The most important aim of this recipe book is to help people to cook heart healthy meals using readily available and economical ingredients.

Fish cakes with pilchards

Recipe from Hazel Nortje

Makes about 20 fish cakes

Fish on a Friday is a familiar favourite. A tin of pilchards can go a long way to feed a family quickly.

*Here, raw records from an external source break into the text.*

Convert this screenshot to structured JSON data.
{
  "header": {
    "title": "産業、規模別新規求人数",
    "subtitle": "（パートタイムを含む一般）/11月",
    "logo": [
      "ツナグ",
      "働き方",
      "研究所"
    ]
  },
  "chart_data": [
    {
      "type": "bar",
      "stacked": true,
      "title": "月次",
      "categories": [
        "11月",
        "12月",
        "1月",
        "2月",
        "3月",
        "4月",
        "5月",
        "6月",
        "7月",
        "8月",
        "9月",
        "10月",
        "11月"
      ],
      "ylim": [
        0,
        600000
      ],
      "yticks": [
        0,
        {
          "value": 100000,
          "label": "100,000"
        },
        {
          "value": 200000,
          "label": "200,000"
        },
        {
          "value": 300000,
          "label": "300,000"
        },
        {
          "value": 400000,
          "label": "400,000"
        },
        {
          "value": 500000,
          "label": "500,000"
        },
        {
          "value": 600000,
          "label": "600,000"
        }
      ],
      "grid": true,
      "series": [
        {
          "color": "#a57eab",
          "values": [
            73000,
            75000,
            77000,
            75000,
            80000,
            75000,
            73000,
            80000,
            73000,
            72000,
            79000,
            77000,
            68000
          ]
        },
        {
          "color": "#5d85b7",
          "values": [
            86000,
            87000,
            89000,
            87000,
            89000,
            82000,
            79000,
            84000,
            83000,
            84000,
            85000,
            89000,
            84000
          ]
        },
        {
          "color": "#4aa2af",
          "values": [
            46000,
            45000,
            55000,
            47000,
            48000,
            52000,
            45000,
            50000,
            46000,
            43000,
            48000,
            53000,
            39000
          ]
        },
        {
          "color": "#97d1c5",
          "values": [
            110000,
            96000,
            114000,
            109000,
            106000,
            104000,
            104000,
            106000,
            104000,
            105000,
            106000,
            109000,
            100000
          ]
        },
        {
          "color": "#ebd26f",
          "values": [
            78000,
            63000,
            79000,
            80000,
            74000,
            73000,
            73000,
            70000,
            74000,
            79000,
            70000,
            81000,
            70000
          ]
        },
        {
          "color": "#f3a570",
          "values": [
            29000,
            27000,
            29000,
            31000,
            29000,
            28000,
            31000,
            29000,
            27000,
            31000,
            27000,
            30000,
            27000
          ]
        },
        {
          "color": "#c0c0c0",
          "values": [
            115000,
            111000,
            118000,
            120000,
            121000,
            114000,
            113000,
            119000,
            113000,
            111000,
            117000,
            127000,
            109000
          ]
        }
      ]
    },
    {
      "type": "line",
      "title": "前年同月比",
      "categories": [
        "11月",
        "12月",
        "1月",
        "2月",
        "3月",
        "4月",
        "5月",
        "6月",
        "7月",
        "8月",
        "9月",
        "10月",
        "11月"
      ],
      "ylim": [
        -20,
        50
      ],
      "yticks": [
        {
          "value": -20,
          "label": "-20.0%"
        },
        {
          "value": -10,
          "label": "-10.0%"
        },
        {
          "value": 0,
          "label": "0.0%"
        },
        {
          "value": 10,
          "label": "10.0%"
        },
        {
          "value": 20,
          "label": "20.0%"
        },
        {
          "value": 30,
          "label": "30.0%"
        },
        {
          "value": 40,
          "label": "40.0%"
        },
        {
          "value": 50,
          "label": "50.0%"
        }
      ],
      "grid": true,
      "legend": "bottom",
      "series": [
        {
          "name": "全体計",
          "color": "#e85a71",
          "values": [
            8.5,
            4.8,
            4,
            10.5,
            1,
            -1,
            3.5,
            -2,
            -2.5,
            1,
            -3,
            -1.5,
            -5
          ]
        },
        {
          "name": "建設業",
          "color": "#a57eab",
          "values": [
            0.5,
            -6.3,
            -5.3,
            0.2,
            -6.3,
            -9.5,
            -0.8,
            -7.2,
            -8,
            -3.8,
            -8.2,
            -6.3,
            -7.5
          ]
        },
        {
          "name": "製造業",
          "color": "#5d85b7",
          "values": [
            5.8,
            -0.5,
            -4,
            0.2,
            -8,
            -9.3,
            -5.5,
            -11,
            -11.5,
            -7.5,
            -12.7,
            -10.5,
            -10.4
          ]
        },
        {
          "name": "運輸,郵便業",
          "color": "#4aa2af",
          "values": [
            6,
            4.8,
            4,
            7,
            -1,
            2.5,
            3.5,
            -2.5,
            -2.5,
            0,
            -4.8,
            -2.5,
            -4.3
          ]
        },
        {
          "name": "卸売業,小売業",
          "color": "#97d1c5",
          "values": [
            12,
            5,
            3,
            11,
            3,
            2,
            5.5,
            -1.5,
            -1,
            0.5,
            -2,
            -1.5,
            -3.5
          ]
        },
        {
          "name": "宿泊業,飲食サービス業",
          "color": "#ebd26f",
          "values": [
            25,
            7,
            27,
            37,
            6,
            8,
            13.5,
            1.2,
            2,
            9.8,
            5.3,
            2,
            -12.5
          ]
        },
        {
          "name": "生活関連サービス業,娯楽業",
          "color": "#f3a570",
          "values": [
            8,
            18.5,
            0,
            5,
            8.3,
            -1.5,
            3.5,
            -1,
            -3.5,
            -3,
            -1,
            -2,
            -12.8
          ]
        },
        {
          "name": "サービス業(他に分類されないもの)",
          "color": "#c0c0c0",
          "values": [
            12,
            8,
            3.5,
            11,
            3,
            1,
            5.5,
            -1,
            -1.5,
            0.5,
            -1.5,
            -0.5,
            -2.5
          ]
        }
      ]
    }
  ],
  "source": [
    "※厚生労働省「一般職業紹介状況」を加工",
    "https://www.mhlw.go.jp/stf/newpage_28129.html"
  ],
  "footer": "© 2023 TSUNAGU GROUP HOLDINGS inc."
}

1 x 425 g tin pilchards in tomato sauce

2 eggs, beaten

1 small onion, grated

1 carrot or baby marrow, grated

½ cup (125 ml) self-raising flour

5 tbsp (75 ml) oats

½ tsp (2,5 ml) salt

lemon juice and black pepper to taste

3 tbsp (45 ml) chopped fresh parsley

3 tbsp (45 ml) chopped fresh coriander or more parsley

1 tbsp (15 ml) tomato sauce or chutney

1 tbsp (15 ml) sunflower oil


  1. Flake fish and small bones in the tomato sauce, with a fork.
  2. Mix fish with the remaining ingredients, except the oil.
  3. Heat a thin layer of oil in a frying pan and place spoonfuls of the batter in the pan.
  4. Fry on both sides until golden brown and cooked. Drain on paper towel and keep warm. Repeat with the rest of the oil and batter.
  5. Serve with lemon wedges, a green salad and a baked potato per person.


  1. Replace pilchards with any fish of your choice, like tuna or left-over hake or snoek and add another 2 tbsp tomato sauce.
  2. These can be served with a green salad, the Creamy mashed potatoes and the Chakalaka sauce.